When we humans describe the lowest depths of human misery—slavery, sweatshops, forced labor, slums—we often append the words “like an animal.” Finding oneself a human forced by other humans to work, struggle, live and die “like an animal” is the worst state of human experience. But this isn’t because animals, left to their own devices, live and die in a joyless or degenerate way. It is because we have chosen to treat so many millions of animals in our care as if they are not sentient beings. We have relegated them to slavery, sweatshops, forced labor, and slums. We have broken the connection between them and the natural world to which they were born. Along the way, they have become the proxy for large groups of human beings whom the powerful have similarly corralled, confined and largely restricted from their natural birthright.

This continues because the powerful don’t know the humans being subjugated any more than I, four years ago, knew the chickens.

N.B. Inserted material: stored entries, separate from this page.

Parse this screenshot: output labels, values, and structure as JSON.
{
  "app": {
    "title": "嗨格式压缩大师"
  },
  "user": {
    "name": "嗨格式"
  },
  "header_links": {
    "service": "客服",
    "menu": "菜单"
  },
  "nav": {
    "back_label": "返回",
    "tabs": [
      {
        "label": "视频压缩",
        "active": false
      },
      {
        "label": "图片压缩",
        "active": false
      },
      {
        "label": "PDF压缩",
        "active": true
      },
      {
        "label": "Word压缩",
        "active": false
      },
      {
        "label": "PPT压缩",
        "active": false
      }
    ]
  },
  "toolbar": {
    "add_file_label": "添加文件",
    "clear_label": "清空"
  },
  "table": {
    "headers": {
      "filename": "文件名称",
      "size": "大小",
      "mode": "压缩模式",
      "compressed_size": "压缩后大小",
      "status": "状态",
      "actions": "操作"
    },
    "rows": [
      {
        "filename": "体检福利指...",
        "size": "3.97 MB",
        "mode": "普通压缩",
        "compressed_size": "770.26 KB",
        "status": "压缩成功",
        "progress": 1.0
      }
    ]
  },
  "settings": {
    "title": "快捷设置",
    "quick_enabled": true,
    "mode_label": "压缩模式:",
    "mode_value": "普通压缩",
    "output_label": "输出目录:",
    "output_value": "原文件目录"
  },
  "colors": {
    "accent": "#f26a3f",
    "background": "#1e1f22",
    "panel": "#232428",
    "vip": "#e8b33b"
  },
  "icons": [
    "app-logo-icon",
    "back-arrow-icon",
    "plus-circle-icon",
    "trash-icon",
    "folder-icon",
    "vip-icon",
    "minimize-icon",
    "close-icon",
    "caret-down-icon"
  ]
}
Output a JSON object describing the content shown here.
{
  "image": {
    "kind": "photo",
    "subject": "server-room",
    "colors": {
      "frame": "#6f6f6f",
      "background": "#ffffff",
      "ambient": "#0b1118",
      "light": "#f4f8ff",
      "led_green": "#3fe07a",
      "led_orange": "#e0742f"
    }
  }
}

As I was once able to think of “chickens” as a “source of protein,” many powerful humans think of the less powerful as “the poor,” “the labor force,” “the fill-in-the-blank nationality or race” or, worst of all “civilian collateral damage.” The life of the human working 12-hour shifts on the concrete floor of a packing plant or standing in line for a bucket of iffy water in a ghetto or refugee camp or fleeing a drone strike explosion with children in tow is not considered by the powerful because the powerful know nothing about that life. That life, a distinct human self, does not exist to the powerful, any more than the lives of millions of chickens and cattle and hogs brought to an end each year. We have created a system in which neither the lives of the animals, nor the lives of the disposable humans can be recognized. “Progress” as it has generally been defined depends on the invisibility of both.

I reject this definition of progress. Not only is it morally corrupt, it is also practically stupid. The senseless suffering and death on which such progress depends can’t be sustained. Why not? Because it depends on division. It demands a sustained suspension of disbelief, which is to say, it asks us to agree that while other lives, many lives, even most lives don’t matter, our lives do. Human history shows that we’re only good at suspending disbelief, which is to say believing the unbelievable, for so long. Then the house comes a-tumbling down. It always has, thus I expect it always will.

Stickerz taught me to experience her as a self. For her short time in my life, she was a force that demanded a reckoning. By her personality, I was persuaded.

Certainly every human would be even more persuasive, if given the chance, any chance, to be known. What I call progress is not a flight from such knowledge, but a rush toward it, for the sake of animals and humans, all of us, an indivisible One.

Stickerz in Dawn's Truck, June 2013 at Brightside Acres.
Stickerz in Dawn's Truck, June 2013 at Brightside Acres.